The L indicates low carbon grades. The “L” grade material helps reduce the possibility of carbide precipitation forming during processes such as welding. Carbide precipitation may then lead to intergranular corrosion attack where the material becomes more sensitive to possible corrosion. Typically the carbon is kept to .03% or under; however, depending upon the specification or standard referenced it may vary.
What is the Difference Between Tubing and Pipe?
In some instances the terms may be used interchangeably; however, there are some differences is in how the material is ordered and toleranced. Tubing is typically ordered to outside diameter and wall thickness; however, it may also be ordered as OD & ID or ID and Wall Thickness. Although tubing has three dimensions (O.D., I.D. and wall thickness) only two may be specified with tolerances and the third is theoretical.

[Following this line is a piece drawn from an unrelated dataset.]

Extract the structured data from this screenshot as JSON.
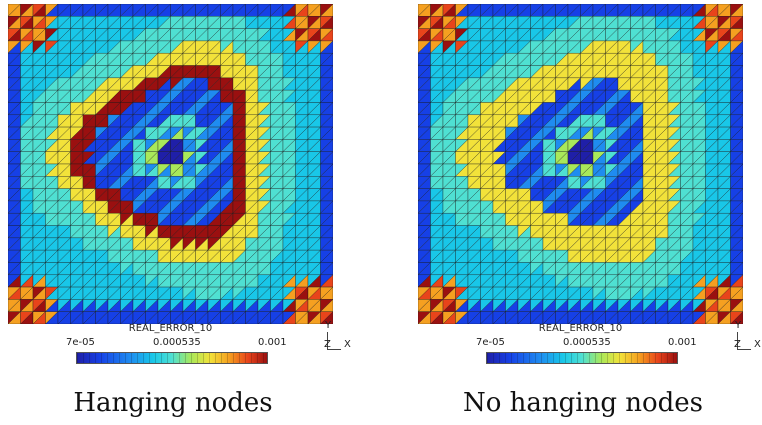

Pipe is typically ordered using the Nominal Pipe Size (NPS) standard and by specifying a nominal diameter (pipe size) and schedule number (wall thickness). Also tubing is usually ordered and held to tighter and more stringent tolerances and specifications than pipe.
Both stainless steel and aluminum have benefits and weaknesses. Stainless steel is often chosen for applications that require corrosion resistance, heat resistance, and high strength to weight ratio. Aluminum is chosen over stainless steel when the application requires less weight. The same part made from aluminum versus stainless steel is one-third the weight. This is why aluminum is well suited for applications such as airplanes.